Все это случилось после разоблачительной речи Н. Хрущева на ХХ и ХХII съездах КПСС «О культе личности Сталина». В это время возникали разные группки не страшащиеся немедленной репрессии. Конечно, наиболее «крутые» как сейчас говорят, вроде ВСХСОНа питерского, боевой организации, карались почти что по-старому, знаменитая 58-ая статья, по которой расстреливали без суда, по признаниям выбитым пытками, заменена была на 70-ую только в 1961 году(антисоветская агитация и пропаганда). Но литературные группки существовали в наступившие «вегетарианские» времена, по слову Ахматовой, более менее спокойно. Единственно, членам этих кружков надо было где-нибудь работать, иначе – по указу «За тунеядство», часто давали реальные сроки, сажали таких интеллектуалов – книгочеев с уголовниками, пользовавшими несчастных «по понятиям»… (Этот указ отменили только в 1991 году)

В 60–е годы в МГУ возникла литературная группа СМОГ, аббревиатура расшифровывалась двояко – «Самое Молодое Общество Гениев» и «Смелость, Мысль, Образ, Глубина». Студенты дневного отделения могли не работать, а вот вечерники, заочники и просто вольные поэты вынуждены были идти в дворники, истопники, сторожи, т. е. в исконно крестьянско-люмпенские профессии…

Печатающиеся поэты, как правило, продолжали выполнять задачи Союза писателей СССР – «передовой идеологического фронта». Эта «передовая обеспечивалась тысячными тиражами книг, крупными гонорарами, домами творчества, госдачами в Переделкино… Служишь партии – получи.

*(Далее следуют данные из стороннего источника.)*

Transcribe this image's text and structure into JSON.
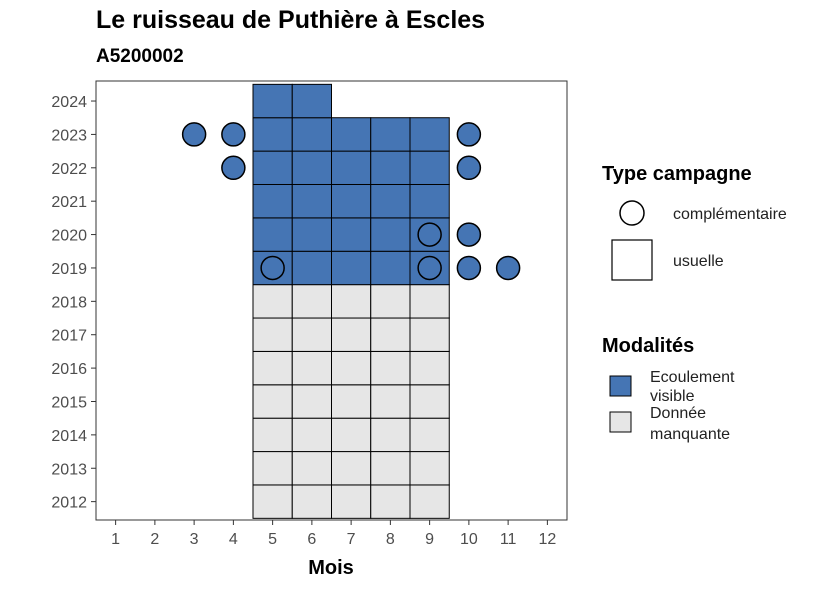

Юные поэты уже не могли служить КПСС, и дело даже не в политике, просто по эстетическим соображениям… В СМОГ входило много поэтов – среди них Леонид Губанов, Александр Величанский, Аркадий Пахомов, Владимир Алейников, Юрий Кублановский… Все они, кроме Губанова, учились в МГУ… Часто заливали свою непризнанность дешевым алкоголем, травили плоть свою юную… Знакомились по стихам – Величанский был старше других, он уже поработал на шарикоподшипниковом заводе и отслужил в Армии:

«Сегодня возили гравий

и завтра возили гравий…

…А девочки шлют фотографии

и службы проходит срок,

скоро закончим с гравием

и будем возить

песок.

Молодого Юрия Кублановского поразили эти стихи, так о советской армии еще не писали. Величанскому понравились стихи Юрия, так подружились…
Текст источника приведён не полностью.